Don't exactly know why that is on my brain lately. I suppose the main reason is
that that I believe that we could actually build self driving cars today. I do
not believe that there is any need to develop any more AI or do anything
particularly fancy.
We might need to do
a little work to the road way, like paint blue lines down the center of the
lanes, The car would center up on the blue line and follow them. The blue lines
could be interupted at semi regular intervals, just like the bar codes on
products so that the car can actually read where it is, "Next Right is
Green Lake Ave.
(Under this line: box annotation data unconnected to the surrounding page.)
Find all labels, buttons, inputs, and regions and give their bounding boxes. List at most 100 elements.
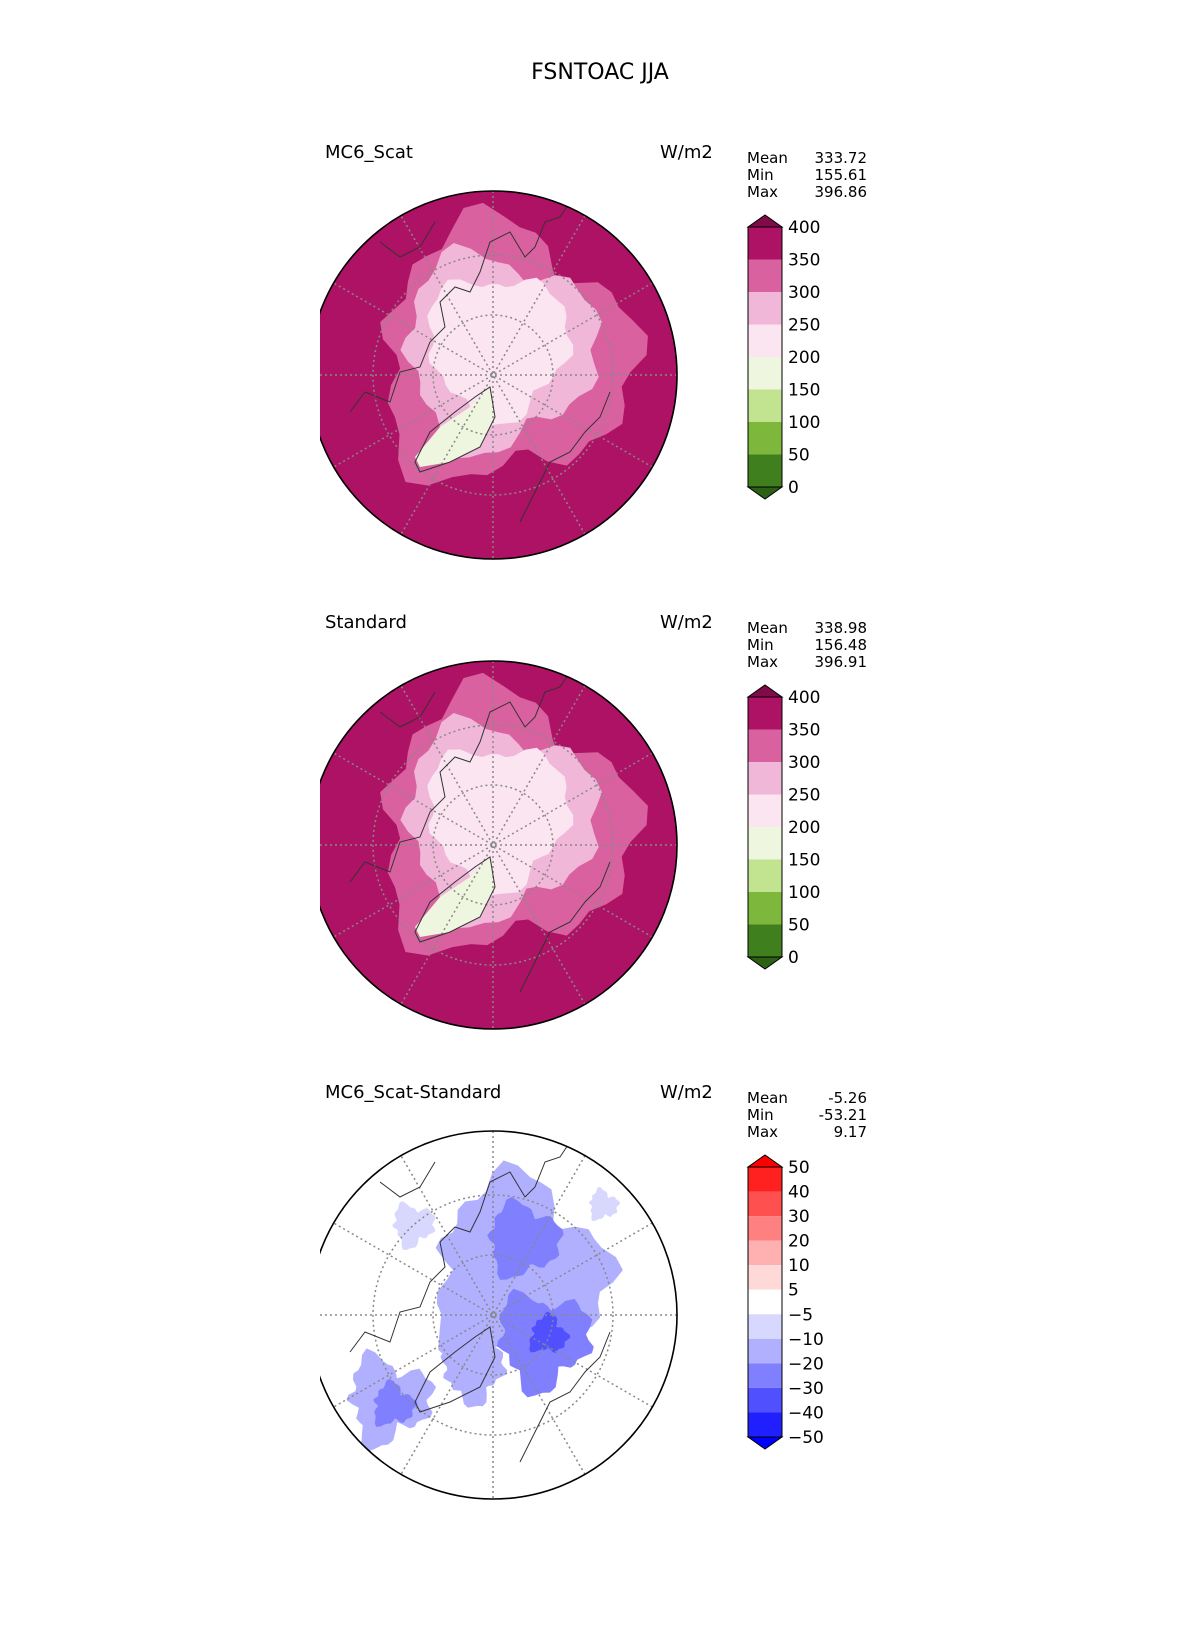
colorbar-tick-label: 250 <box>788 786 820 806</box>
map-boundary <box>320 190 678 560</box>
colorbar-tick-label: 100 <box>788 413 820 433</box>
polar-map <box>320 190 678 560</box>
colorbar-segment <box>748 1412 782 1437</box>
colorbar-tick-label: −30 <box>788 1379 824 1399</box>
colorbar-extend-top <box>746 1154 784 1168</box>
colorbar-tick-label: 20 <box>788 1232 810 1252</box>
stat-value: 338.98 <box>814 619 868 637</box>
stat-label: Max <box>747 183 779 201</box>
colorbar-segment <box>748 892 782 925</box>
meridian-line <box>333 752 653 938</box>
field-region <box>440 1338 508 1408</box>
colorbar-tick-label: 400 <box>788 218 820 238</box>
colorbar-segment <box>748 1387 782 1413</box>
meridian-line <box>400 215 586 535</box>
figure-title: FSNTOAC JJA <box>531 60 669 85</box>
colorbar-tick-label: 150 <box>788 381 820 401</box>
colorbar-frame <box>747 226 783 488</box>
colorbar-segment <box>748 1216 782 1241</box>
stat-value: 155.61 <box>814 166 868 184</box>
latitude-circle <box>432 314 554 436</box>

Speed limit 25MPH"
Lane changing can
be delt with by haveing criss crossing lines that are the "allowed"
places for lane changes.
The remaining
issues would seem to be a) knowing the location of the traffic around you. And
b) noticing that something does not look right about the road (some dog has
wandered onto it) and being able to stop in those situations.
The knowing about
the traffic is mostly a matter of getting on the CB radio and talking to those
around you.
"Breaker
Breaker, This is Lil' Mazada. I'm in lane 2 westbound on the 520 exactly 37
dashed lines from the Lake Washington Blvd turn off. I am currently doing 53
MPH and today I seem to be able to accelerate at about .2 G going forward at
this speed and can break at about .7 G. How's it hanging out there? Who's with
me."
The communication
chanel number could be written onto the road and changed every 50 yards or so
so that you are always talking only to the cohort that you are driving with.
Perhaps you are thinking from my CB radio analogy that this is some kind of
difficult communication. Think of it this way. You can just write a long string
of numbers all the way along the blue line and every car that rolls over the
blue line is supposed to recite the numbers as it rolls over them.
All you have to do
is just listen to your local cohort blather their numbers and you know exactly
where everyone is and how fast they are moving. Every once in a while they slip
in a string of numbers of where they plan to be going, for lane changes or
turns, the digital equivalent of a turn signal or a break light.
The fact is, all
the codeing of the speedlimit and the turnoffs etc can be done AFTER you paint
the road with random digits. The painter car drives a stretch of road spraying
in the random numbers. Then drives the road reading them off and this becomes
the map that your car downloads before it hits the road.
None of this
strikes me as particularly difficult. I suspect that the biggest problem is
that I don't want my smart car driving on the road if there are old non-smart
cars out there who won't talk back and tell me where they are.
That is where the dog
detecting, sonar system kicks in. "Hey good buddies, I got some large
chunk of moving junk up ahead of me here in lane 2. Its doing about 57 MPH and
appears to be staying in my lane. I'm giving you a wide margin. You better
answer this call NOW or I'm calling 911 on you. Over!"
How many people do
we kill each year on the highways that we could fix with about a 1000 dollars
per car of processor, memory, radio, sonar and a few tons of blue paint?
So why isn't NASA
doing this? Why do we talk about spending billions on super conducting super
colliders, and trips to MARS instead of Federal projects that will let me tell
my car, "Go pick up the girls at school and bring them straight
home." Do any of you have the slightest doubt that this could be designed,
implemented, tested, and rolled out in 10 years or less?
Should I go whine
to bill that he should start up a project like this?
Over and Out